For six years, I have seen the health insurance industry use their “Monday morning quarterback” analyses in deciding if treatment of their insurance members was medically necessary. Time after time our team would cite patient symptoms, medical chart data, lab values, plan of care and subsequent diagnoses and outcomes toward patient stabilization only to have the insurance company(ies) deny over 70% of all the appealed claims! 

The Times article stated that rules are changing, and nothing could be more true as it relates to hospitals and health care providers having contracts altered mid-term by insurance companies.

As technology improves and enhances the speed and efficiency of diagnosis and treatment, that same technology and subsequent treatment is deemed “not medically necessary” by the insurer’s medical director. It is as if the insurance companies of our nation want to review the medical file after the fact only to second guess the treating physician who, in the heat of the moment, makes life-altering decisions for medical care and treatment. 

How is this outlandish scenario allowed to happen in our society? What is remotely fair about an outside physician who works in the best interest of his employer, the insurance company, making after-the-fact decisions about your health care and your well-being?

For the capable and professional medical teams, managed care personnel, and revenue staff that strive every day to compel insurers do the right and fair thing for their members, I applaud your efforts. 
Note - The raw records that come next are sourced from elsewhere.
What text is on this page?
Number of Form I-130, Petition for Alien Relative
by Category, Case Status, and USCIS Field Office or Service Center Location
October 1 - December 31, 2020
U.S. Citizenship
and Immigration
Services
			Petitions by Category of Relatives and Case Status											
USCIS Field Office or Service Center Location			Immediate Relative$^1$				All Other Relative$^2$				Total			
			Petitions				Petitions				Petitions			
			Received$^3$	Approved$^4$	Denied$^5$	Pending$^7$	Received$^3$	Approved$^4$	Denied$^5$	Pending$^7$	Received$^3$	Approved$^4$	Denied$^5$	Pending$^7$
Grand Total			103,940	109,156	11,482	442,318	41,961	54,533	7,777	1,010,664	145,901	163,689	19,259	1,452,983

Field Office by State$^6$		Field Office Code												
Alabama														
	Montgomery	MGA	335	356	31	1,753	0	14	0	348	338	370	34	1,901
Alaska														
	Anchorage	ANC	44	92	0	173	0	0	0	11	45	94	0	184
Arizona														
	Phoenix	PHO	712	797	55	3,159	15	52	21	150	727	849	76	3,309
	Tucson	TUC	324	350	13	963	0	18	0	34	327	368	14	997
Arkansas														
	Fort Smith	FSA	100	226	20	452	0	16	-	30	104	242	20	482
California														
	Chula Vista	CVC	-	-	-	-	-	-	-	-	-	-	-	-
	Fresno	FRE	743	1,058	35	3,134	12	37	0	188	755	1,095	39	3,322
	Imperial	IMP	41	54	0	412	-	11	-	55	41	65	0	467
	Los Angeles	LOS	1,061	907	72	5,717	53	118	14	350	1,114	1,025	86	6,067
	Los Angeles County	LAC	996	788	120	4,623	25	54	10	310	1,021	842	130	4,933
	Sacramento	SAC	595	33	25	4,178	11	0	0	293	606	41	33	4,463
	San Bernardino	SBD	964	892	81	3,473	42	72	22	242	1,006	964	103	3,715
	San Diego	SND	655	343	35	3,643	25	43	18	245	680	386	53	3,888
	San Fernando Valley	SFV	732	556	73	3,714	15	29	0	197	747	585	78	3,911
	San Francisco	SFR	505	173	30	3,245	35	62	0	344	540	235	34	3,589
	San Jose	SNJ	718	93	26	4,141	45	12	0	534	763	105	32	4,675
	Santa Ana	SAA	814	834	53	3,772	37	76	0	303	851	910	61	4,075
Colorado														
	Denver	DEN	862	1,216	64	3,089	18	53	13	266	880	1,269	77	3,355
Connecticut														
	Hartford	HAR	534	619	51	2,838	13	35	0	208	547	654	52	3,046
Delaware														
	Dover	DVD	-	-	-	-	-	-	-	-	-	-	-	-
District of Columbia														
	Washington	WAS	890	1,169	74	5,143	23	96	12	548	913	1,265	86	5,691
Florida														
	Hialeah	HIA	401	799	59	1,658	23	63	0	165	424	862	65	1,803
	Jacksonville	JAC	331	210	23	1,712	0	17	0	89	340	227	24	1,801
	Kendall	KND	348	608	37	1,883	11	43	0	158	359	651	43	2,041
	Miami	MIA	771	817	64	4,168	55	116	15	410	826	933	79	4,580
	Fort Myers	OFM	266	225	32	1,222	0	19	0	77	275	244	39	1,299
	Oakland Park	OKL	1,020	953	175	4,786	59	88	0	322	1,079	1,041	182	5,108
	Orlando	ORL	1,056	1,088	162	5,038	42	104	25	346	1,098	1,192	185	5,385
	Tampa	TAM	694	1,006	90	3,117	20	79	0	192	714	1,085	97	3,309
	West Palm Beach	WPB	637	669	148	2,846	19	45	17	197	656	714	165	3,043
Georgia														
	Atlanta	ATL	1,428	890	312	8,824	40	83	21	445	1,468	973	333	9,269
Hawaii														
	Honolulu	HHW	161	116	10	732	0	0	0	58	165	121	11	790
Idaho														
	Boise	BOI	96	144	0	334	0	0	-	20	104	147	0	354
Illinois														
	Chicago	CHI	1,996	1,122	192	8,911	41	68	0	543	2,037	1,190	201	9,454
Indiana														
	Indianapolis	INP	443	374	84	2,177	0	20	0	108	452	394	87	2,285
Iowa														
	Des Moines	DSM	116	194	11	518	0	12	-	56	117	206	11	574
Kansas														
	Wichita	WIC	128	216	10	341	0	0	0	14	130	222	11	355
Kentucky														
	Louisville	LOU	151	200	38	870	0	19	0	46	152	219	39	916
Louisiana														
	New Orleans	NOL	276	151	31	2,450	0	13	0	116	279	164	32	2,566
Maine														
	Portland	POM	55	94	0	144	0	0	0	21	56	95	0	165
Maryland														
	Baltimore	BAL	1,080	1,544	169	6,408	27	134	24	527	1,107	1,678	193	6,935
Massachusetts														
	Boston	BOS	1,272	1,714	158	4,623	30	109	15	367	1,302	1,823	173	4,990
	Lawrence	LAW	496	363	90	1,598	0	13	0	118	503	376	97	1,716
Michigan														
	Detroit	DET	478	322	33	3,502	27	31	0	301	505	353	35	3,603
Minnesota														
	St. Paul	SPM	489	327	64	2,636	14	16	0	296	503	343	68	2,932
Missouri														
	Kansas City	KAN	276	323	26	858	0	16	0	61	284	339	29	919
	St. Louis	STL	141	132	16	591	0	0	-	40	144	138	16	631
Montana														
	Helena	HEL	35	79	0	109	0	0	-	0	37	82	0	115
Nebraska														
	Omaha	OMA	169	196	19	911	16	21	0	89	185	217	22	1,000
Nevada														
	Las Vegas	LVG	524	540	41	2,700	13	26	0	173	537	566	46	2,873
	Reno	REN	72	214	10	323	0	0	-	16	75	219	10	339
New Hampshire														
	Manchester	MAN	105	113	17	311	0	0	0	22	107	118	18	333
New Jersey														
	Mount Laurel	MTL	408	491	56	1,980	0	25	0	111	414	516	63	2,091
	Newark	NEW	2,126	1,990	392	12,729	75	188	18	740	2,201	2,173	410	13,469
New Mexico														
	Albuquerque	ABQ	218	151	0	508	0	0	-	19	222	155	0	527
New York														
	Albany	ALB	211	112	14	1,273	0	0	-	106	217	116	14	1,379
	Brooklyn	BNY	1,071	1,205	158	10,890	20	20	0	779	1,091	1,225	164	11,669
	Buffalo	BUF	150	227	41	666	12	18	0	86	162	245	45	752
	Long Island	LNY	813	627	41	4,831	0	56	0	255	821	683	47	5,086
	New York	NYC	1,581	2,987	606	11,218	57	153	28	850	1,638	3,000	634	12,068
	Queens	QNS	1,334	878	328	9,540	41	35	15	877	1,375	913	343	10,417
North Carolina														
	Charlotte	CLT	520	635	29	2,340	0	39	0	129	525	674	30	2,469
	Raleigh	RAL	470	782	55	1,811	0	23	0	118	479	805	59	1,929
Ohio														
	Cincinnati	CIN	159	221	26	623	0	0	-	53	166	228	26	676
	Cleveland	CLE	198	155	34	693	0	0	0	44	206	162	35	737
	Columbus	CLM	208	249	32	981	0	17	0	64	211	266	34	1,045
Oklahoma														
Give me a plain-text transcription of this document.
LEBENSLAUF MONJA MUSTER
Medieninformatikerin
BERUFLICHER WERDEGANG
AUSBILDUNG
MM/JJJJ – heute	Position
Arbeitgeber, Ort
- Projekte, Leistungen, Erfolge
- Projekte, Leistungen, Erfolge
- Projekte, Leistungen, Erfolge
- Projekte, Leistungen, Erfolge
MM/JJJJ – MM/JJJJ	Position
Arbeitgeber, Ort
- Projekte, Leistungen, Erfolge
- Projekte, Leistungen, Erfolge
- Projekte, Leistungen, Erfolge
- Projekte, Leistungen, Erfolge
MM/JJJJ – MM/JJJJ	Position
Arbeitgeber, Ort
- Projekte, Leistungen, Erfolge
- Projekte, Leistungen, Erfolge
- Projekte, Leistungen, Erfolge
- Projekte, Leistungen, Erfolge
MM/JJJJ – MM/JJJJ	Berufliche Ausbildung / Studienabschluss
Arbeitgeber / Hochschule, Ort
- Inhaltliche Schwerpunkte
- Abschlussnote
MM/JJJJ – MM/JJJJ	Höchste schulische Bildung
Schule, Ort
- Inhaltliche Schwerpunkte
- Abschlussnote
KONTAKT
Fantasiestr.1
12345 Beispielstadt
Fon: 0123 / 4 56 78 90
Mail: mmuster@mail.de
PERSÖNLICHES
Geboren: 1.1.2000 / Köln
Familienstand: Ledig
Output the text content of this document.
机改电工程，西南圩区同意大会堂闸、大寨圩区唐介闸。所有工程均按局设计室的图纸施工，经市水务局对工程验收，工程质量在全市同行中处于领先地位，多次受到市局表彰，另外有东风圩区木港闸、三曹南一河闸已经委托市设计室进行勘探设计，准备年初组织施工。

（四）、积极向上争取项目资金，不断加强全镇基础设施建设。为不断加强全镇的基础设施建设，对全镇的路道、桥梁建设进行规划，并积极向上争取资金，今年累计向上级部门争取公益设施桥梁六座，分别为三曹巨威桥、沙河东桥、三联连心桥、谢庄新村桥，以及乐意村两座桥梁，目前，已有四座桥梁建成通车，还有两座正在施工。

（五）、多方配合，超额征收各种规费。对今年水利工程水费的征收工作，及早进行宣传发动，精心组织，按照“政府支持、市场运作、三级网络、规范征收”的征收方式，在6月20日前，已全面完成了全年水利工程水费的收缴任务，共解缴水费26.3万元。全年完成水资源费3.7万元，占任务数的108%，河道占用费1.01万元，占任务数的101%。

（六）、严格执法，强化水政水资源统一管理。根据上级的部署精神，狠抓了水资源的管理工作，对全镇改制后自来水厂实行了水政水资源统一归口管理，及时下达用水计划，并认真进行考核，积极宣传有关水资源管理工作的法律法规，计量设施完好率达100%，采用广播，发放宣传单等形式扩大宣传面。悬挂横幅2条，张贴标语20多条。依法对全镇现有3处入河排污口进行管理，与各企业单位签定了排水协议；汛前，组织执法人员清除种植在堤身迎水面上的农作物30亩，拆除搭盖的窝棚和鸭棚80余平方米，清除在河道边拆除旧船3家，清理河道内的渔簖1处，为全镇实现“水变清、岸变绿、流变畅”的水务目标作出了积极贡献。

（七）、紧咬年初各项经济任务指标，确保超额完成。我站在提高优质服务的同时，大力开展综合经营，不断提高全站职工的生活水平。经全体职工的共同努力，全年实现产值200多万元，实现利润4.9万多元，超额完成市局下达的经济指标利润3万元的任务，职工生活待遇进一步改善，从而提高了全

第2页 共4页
Sadly, the battle with Anthem may prove to be the tip of the phenomenal iceberg as more insurers expect a bigger portion of the health care and treatment pie. Since most of us pay a substantial amount annually for health care coverage for ourselves and our families, it might behoove us to explore what our insurers are giving back to our medical service providers and hospitals on our behalf. 

Shame, shame, Anthem. It’s time to come back to the bargaining table with an open mind and a less greedy heart.